İşçiler ve yakınları bu bilgileri birinci ağızdan 3 bakana da anlattılar.
Denetim noktasına gelip takılıyoruz değil mi?
Kardeşim, iktidar partisinin belediye başkan adayı.
Müfettiş iş kanununa göre denetlese kapatacak orasını. Ama 50 kişi devreye giriyor diyor ya bakan.
İşçinin canından önemlidir partili işletmecilerin para kazanması.
Sayın Enerji Bakanı Tamner Yıldız, Sayın Çalışma Bakanı Faruk Çelik, bakan olduğunuz günden bu yana, ruhsat verdiğiniz işletmelerde can verenlerin sayısının önceki döneme göre katlandığını biliyor musunuz?
Sayın Çelik, itiraf gibi açıklamalarınıza yüzde yüz katılıyorum.
Ama bir bakan bunca itiraftan sonra ya gereğini yapmalı, ya da o koltukta oturmamalı.
Şimdi birileri diyecek ki, "Bakan ne yapsın, ona da emir yukardan geliyor.
İstifa edecek kardeşim.
Ve sayın Taner Yıldız; Bakan olduğunuzdan bu yana ruhsat verdiğiniz işletmelerde yaşanan kazalarda ölenlerin sayısı 762.
Hiç iki elinizin arasına başınızı alıp düşündünüz mü?
Bunca insanın ölümünde, benim sorumluluğum ne kadar diye.
Siz partililelere, devletin kömür havzalarını dağıtıp, "Çıkarın çıkarabildiğiniz kadar kömürü, biz alacağız" sözünü verdiğiniz sürece, bu maden kazaları sürecektir.

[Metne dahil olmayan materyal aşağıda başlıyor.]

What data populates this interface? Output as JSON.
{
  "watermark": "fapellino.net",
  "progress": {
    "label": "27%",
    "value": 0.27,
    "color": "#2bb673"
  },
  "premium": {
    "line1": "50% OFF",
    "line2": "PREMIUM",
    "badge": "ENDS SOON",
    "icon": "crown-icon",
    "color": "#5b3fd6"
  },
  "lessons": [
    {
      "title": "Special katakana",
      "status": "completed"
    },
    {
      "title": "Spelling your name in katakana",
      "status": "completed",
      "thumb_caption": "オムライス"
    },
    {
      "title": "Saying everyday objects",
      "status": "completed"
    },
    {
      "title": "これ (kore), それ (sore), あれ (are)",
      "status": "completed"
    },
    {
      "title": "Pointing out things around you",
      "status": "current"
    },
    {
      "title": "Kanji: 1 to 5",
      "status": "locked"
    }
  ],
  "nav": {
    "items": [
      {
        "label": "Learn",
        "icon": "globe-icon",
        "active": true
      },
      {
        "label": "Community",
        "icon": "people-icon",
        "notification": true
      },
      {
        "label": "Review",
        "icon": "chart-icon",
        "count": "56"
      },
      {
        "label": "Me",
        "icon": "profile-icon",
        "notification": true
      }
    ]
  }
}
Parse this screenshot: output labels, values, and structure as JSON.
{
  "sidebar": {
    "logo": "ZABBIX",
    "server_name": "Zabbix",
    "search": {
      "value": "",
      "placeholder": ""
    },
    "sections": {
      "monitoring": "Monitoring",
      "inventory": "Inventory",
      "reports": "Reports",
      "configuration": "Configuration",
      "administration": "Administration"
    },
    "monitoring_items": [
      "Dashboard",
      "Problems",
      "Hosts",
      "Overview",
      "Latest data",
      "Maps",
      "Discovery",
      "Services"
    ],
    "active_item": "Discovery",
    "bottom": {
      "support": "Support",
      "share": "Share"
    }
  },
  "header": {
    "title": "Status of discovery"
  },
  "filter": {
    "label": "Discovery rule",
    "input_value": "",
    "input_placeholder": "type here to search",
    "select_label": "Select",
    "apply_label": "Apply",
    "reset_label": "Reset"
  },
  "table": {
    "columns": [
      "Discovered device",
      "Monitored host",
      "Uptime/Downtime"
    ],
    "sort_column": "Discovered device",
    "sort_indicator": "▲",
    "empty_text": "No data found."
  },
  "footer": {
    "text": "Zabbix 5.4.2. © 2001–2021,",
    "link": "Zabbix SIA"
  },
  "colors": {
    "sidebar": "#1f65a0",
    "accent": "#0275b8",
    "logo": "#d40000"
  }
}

Çünkü, bu ruhsatları alanlar için tek bir gerçek vardır o da, "Daha çok kazanmak"
İş ve çalışan güvenliği, insan sağlığı gibi kavramlar onları bozar.
O zaman artık tereddüt etmeden, en insani yol sizi bekliyor.
762 maden şehidi de sizden bunu bekliyor.
İstifa ediniz lütfen.
Yapamadınız, yapamıyorsunuz.
Kabul ediniz artık.
Ve son bir ayrıntı.
Halen yürürlükte olan Maden Yasası"nın hazırlanmasında hangi milletvekilleri görev aldı biliyor musunuz.
Ya da Maden Komisyonunun Başkanı kimdi?